As imagens capturadas não apenas servem como denúncia: constituem também um projeto antropológico.
— Decidi contar a América do Sul através das prisões porque acho que representam o espelho de uma cultura, de uma sociedade, de um país. Encerrados é um longo fio que atravessa as cidades, os sorrisos, a raiva e as ilusões de quem vive preso. É um trabalho de denúncia que mostra as condições muitas vezes desumanas e terríveis em que vivem os detentos e ao mesmo tempo um trabalho antropológico que não quer dar juízos, apenas contar — explica à Comunità o fotógrafo apaixonado pelo Novo Mundo e, sobretudo por Buenos Aires, onde morou por 10 anos.
Tudo começou no Equador. A ideia do projeto nasceu em 2002. Bispuri queria contar sobre o continente sul-americano e estava à procura de um fio condutor, algo que pudesse unir todos os países.
— Uma noite, em Quito, durante um jantar com um escritor que tinha acabado de publicar um livro sobre o novo sistema prisional no Equador, me convidaram para entrar numa prisão. Foi uma experiência forte, impactante e, após isso, pedi para ver outros presídios daquele país — relata Valerio que, em 2010, quando nasceu o seu filho, decidiu regressar à sua cidade natal, Roma.
A experiência o marcou e, de volta a Buenos Aires, onde morava na época, continuou pensando naquela realidade escondida.

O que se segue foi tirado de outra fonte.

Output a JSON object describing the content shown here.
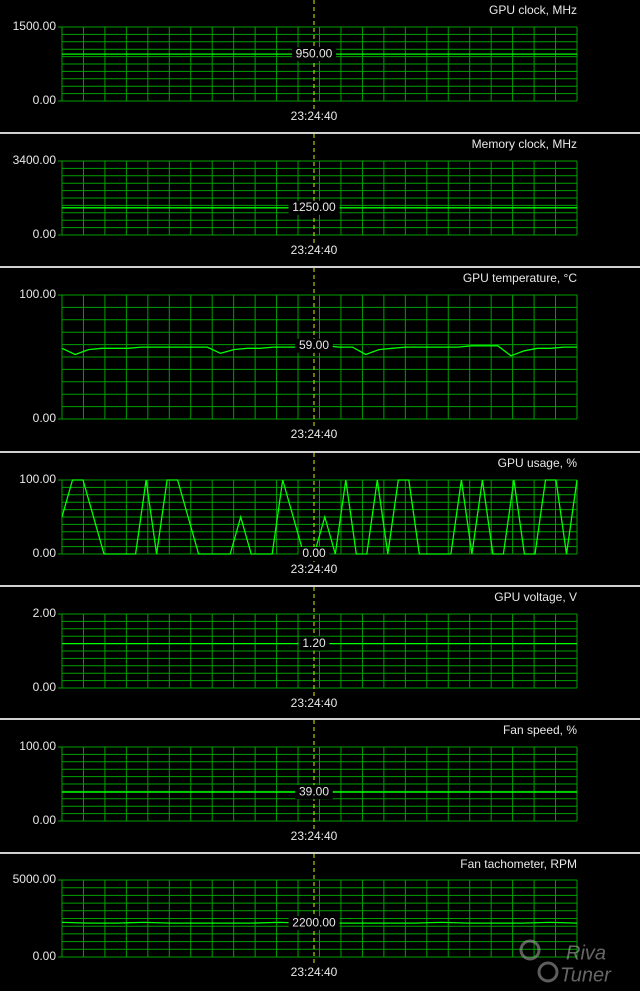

— A principal coisa que se agitava em minha barriga, cabeça, coração, era investigar, procurar, mostrar o que está escondido, o que não se conhece, o que se oculta — ressalta o italiano formado em literatura, que não consegue passar muito tempo longe do seu continente e a cada ano volta duas ou três vezes.
Assim, decidiu visitar outros presídios na Argentina e encontrou, atrás das grades, o tema para o seu projeto, que durou uma década.
Valerio acessava os presídios através de permissões, que conseguia com a ajuda da Embaixada e com diversas organizações envolvidas no sistema penitenciário. Somente em um país teve dificuldades para obter as autorizações: o Brasil.
— No Rio, apesar de ter todas as permissões, todos os acordos, o diretor de Bangu II me disse que, para entrar, tinha que ter autorização do chefe do Comando Vermelho. No fim, o chefe concedeu a permissão e, quando o encontrei, me pediu para tirar algumas fotos enquanto posava mostrando os músculos — conta, lembrando-se da cena em Cidade de Deus, em que o protagonista, antes de fotografar o líder da quadrilha, estava apavorado, enquanto os chefes, bem naturais, posavam com as armas.
No país, ele conseguiu visitar apenas o presídio de segurança máxima do Complexo de Bangu, na capital fluminense: as penitenciárias Laércio da Costa Pellegrino (Bangu 1); Alfredo Tranjan (Bangu 2) e Dr. Serrano Neves (Bangu 3). Bispuri queria conhecer também as prisões paulistas, mas na época tinha acontecido uma grande rebelião.
Entre o desespero e a alegria
A experiência carioca já deu para entender a vida dos detentos brasileiros. A 41 quilômetros do centro da cidade, Bangu 1 recebe os prisioneiros mais perigosos, entre sequestradores, assaltantes de banco e homens ligados ao tráfico internacional de drogas e armas.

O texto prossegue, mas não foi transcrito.